The University of Rhode Island is exploring options for a potential hotel and apartment complex on Upper College Road.

Recent work with a design firm yielded an updated plan for a 185,000 square foot facility to include a 100 room inn, up to 100 apartments, retail and meeting space and a restaurant. It involves the university only contributing the necessary land and, as of now, no money. Beyond the value of the land, the rest of the $89 million project will be funded and managed privately.

The idea has been included in, at least, URI’s last three capital budget submissions and was mentioned to some degree in the 2000 Kingston Campus Master Plan, but it has recently gained more traction.

“We’ve focused some more attention on it this year,” said Assistant Vice President J. Vernon Wyman, the URI administrator largely responsible for capital planning, financing and real estate. “There have been some informal expressions of interest from parties that were aware of our aspirations,” he added.

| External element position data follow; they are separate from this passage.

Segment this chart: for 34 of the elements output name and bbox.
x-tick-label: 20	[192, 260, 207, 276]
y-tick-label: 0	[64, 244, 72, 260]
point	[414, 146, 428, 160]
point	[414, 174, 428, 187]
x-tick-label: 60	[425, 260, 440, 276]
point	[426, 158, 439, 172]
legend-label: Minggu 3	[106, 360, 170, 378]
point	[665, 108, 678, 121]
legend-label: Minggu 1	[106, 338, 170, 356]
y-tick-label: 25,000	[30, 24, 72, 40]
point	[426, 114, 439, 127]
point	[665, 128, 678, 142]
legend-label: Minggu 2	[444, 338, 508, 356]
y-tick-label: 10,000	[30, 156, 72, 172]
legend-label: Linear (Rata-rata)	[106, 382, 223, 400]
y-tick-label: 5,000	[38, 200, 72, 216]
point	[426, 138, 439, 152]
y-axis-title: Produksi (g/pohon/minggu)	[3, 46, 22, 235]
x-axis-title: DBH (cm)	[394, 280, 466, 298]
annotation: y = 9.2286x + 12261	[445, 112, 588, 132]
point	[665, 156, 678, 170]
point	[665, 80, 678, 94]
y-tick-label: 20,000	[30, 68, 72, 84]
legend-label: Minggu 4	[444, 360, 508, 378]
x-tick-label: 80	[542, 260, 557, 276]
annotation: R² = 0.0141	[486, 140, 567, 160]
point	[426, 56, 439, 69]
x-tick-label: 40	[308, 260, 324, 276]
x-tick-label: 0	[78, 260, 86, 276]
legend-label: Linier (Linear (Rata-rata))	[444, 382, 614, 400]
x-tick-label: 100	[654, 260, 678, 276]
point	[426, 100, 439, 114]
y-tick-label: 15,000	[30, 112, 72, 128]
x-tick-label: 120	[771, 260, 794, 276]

According to Wyman, a market study will begin later this month to better determine interest from private operators, as well as survey any activities on campus that could generate activity for the hotel, restaurant and other businesses in the facility. Wyman lists special events, the Thomas M. Ryan Center, athletics, guest lecturers, human resources and even student organizations as possible beneficiaries of the plan. The university’s bookstore could also be relocated to the new facility.

“Every student organization that’s active on the campus will be brought into the survey process to understand what activities get developed over an annual cycle,” said Wyman. According to him, the new facility would give students greater options on a campus that he admits is “slightly isolated.”

As the campus-wide demand for housing increases, the included apartments would also create more options for students interested in living in Kingston.

“We’ve been doing evaluations of [the demand for on-campus housing] and this is another way that could be addressed – potentially leveraging private investment,” Wyman said. The plan to include apartments has expanded recently, he added. The Providence Journal inaccurately reported the cost of the project as $57 million, based off a previous plan that included fewer apartments.

Following the conclusion of the market study, according to Wyman potentially even later this school year, requests for proposals will be made as private investors are brought on board. For any land to be granted, a “development contract” will give the university a say over design and architecture, the use of the facility, and other stipulations.

Wyman stressed that any of the current ideas are subject to being changed based on the results of the market study, saying “at this stage it’s largely planning.” However, he offered the hypothetical that “if everything fell in place, and we went through a series of steps, it might be July of 2019…that might be the soonest you could expect to see this project coming to closure.”